I suggested that we use Smith-Waterman, an algortihm I had learned from my Natural Language Processing class, to compare sequences of videos. I made a templated version so we could use it to test any two sequences with an appropriate comparison function. This comparison function would return a discrete score for any pair of elements in the sequence.

For matching descriptor vectors we decided to find the cosine distance between the vectors and map [0.8, 1] as 3 and [0, 0.8) as -3. We used a gap penalty of 2 and extracted the top 3 alignments from our dynamic programming table.

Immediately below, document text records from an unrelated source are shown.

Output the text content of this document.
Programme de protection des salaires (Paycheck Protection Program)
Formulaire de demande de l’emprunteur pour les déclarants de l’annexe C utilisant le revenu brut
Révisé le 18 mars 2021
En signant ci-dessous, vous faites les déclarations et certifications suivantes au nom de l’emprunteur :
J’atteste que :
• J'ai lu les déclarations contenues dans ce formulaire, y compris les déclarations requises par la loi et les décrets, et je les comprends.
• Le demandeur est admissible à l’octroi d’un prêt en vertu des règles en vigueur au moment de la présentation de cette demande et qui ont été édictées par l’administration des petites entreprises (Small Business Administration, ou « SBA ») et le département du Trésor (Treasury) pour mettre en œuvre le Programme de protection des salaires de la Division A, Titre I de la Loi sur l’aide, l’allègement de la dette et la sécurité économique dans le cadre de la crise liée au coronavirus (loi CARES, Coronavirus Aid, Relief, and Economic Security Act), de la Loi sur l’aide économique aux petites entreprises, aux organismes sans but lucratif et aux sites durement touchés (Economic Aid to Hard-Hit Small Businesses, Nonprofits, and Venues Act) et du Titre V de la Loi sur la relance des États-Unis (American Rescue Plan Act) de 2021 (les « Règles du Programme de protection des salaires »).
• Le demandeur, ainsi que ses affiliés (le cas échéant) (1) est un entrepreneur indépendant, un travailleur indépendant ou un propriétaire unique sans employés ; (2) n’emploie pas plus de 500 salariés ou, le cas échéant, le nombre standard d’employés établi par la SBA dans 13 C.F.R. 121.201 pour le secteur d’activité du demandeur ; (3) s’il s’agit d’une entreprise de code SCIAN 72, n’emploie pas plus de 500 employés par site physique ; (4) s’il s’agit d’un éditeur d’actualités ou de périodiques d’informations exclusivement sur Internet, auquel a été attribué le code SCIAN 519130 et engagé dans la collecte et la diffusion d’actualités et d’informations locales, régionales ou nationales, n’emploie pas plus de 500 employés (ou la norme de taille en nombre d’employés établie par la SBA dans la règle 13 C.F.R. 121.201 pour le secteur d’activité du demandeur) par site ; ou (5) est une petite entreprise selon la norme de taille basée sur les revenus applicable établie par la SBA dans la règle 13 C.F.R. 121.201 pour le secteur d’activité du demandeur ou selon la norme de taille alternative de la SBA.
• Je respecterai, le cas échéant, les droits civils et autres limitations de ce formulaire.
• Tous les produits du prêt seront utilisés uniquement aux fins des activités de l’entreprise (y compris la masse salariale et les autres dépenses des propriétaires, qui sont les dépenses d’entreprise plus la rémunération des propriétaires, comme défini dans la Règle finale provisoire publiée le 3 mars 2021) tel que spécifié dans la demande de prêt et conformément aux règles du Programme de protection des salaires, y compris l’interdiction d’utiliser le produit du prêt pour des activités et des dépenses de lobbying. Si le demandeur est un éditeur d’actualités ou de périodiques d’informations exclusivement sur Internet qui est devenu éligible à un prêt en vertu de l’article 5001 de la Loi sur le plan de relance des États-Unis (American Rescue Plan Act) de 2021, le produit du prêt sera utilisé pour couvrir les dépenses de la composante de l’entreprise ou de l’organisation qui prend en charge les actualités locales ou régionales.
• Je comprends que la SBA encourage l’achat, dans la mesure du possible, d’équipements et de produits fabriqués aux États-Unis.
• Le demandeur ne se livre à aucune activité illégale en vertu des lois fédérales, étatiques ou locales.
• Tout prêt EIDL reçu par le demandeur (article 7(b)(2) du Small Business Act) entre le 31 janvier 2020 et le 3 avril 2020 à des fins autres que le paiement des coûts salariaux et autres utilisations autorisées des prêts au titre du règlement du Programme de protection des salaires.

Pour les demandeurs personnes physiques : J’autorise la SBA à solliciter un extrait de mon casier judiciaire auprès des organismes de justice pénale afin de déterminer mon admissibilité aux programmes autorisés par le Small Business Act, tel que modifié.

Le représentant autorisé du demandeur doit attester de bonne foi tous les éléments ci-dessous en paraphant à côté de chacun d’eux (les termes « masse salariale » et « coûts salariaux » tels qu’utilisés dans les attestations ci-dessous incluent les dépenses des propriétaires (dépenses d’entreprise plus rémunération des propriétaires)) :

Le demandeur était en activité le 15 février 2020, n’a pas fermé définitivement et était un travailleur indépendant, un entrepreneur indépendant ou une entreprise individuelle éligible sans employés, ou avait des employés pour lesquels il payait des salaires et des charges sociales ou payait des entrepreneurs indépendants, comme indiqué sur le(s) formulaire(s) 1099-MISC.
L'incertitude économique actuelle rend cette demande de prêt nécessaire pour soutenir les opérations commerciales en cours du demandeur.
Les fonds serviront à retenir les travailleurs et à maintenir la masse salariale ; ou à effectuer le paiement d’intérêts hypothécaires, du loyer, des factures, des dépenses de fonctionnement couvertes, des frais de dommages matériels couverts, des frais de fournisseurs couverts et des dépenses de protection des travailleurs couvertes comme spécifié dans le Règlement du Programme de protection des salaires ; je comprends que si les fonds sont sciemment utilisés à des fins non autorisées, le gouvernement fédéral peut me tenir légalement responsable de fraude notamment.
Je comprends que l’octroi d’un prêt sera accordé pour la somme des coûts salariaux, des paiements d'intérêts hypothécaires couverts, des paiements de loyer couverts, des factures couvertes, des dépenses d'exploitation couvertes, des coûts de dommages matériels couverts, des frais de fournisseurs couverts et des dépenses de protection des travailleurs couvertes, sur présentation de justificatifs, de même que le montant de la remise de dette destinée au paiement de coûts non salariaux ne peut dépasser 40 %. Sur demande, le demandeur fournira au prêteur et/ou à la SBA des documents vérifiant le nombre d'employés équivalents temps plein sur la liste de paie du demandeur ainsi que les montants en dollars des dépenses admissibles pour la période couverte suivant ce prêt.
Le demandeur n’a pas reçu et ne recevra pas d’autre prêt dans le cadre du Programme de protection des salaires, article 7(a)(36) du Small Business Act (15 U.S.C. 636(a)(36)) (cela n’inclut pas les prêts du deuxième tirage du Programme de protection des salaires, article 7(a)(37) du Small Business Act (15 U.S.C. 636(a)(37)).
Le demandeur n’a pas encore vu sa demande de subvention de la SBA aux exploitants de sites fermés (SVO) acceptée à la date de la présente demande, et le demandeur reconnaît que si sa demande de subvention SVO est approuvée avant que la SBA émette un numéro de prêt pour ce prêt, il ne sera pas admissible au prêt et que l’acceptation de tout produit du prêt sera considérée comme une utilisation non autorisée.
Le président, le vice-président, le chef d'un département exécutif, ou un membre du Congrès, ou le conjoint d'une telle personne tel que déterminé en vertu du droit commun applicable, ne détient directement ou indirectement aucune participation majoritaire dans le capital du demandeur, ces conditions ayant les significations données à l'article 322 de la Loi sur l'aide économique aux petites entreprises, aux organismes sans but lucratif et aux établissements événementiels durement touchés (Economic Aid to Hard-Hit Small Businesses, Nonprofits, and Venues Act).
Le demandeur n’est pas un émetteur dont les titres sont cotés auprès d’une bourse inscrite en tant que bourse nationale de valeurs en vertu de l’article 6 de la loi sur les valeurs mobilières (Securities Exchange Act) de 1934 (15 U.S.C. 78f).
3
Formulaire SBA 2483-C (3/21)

Popular implementations of Smith-Waterman use SSE and vectorization to optimize their runtime. Since we used a generic implementation, these optimizations were not available to us.

I used google benchmark to run benchmarks of the Smith-Waterman implementation, and then used profiling to figure out where most of the time was being spent in the implementation. The longest part of our runtime was reconstructing the alignments, since each cell in the DP table stores a back pointer, we had to find the maximum element in the DP table for each alignment we returned. We also zeroed out the values of each alignment from the table to prevent returning overlapping alignments. I could not find a way to optimize this further.

One optimization I was able to make was to use a wavefront method to parallelize the generation of the DP table. Running it through my benchmarks showed that I was getting 2x speedup from this method.